In a survey of nearly 57,000 people from May to June, unvaccinated people with a disability such as serious difficulty seeing, hearing or walking were nearly twice as likely as their unvaccinated counterparts without a disability to say that they would definitely get vaccinated. (The survey only included people outside of nursing homes and other institutions.)
And yet, people with a disability were less likely to be vaccinated: Among 50- to 64-year-olds, 63 percent of people with a disability had received coronavirus shots, compared with 72 percent of other people. Among people older than 75, the gap was smaller but still evident: Eighty-eight percent of people with a disability were vaccinated, compared with 90 percent of people without one.

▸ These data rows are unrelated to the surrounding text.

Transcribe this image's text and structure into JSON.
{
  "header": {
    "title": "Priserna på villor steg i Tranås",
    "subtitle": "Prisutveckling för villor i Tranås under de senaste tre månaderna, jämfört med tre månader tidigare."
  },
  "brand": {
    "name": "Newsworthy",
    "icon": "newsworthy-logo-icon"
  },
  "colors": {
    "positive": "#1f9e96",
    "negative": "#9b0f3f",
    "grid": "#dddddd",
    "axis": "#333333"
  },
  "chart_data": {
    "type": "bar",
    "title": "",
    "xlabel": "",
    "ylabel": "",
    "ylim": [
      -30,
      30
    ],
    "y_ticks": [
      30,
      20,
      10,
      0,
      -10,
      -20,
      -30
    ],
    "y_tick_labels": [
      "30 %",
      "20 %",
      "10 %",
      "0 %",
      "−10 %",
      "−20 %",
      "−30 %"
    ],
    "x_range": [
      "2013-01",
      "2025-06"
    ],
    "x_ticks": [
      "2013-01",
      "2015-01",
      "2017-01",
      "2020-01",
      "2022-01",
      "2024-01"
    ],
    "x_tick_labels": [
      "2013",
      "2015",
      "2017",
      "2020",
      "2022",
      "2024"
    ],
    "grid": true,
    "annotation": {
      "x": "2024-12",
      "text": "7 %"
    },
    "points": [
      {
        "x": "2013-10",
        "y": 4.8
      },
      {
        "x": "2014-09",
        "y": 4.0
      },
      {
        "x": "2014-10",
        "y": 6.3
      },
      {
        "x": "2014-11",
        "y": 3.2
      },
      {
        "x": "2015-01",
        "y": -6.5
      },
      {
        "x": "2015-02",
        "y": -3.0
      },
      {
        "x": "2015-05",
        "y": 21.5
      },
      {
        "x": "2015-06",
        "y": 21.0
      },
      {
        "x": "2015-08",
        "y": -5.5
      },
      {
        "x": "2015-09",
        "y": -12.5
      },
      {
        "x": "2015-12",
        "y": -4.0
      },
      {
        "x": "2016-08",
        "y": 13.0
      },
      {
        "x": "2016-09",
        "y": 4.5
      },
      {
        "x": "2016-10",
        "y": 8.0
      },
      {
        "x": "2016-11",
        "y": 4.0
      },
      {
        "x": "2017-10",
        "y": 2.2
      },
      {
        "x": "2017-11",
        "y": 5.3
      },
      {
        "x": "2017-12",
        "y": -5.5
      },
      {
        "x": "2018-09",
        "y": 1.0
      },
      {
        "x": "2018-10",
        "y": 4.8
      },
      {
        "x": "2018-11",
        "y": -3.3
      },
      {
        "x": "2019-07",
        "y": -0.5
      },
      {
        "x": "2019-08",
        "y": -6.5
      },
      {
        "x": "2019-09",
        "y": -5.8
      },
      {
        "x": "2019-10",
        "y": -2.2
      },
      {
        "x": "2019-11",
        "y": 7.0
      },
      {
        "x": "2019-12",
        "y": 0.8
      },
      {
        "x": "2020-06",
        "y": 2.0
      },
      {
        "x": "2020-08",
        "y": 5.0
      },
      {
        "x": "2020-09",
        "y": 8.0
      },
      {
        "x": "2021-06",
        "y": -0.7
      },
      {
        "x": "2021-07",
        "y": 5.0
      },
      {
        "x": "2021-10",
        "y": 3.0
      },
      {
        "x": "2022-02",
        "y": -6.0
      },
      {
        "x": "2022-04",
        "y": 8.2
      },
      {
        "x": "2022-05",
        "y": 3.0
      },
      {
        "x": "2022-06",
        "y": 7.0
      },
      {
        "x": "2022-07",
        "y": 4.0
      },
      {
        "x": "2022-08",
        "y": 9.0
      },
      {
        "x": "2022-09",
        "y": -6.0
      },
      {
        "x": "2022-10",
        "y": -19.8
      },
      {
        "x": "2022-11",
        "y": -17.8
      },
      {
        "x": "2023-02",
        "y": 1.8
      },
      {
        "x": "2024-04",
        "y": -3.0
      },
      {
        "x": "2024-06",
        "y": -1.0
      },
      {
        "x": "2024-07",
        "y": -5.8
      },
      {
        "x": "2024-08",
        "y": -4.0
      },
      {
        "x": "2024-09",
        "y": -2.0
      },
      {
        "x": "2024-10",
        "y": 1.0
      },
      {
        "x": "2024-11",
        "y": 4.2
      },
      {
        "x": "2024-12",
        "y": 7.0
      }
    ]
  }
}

“Covid-19 vaccination coverage was lower among U.S. adults with a disability than among those without a disability, even though adults with a disability reported less hesitancy to getting vaccinated,” the study’s authors wrote.
The study noted that state-run vaccine registration websites were not all compliant with basic accessibility recommendations. It suggested that online scheduling systems offer call lines for people who needed help booking vaccinations.
It also said that not all vaccination sites had American Sign Language interpreters or workers trained in helping people with developmental disabilities, and that getting to those sites in the first place was often difficult for people with a disability.
“These efforts would be relevant to the reduction of health disparities related to disability beyond the Covid-19 pandemic,” the study said.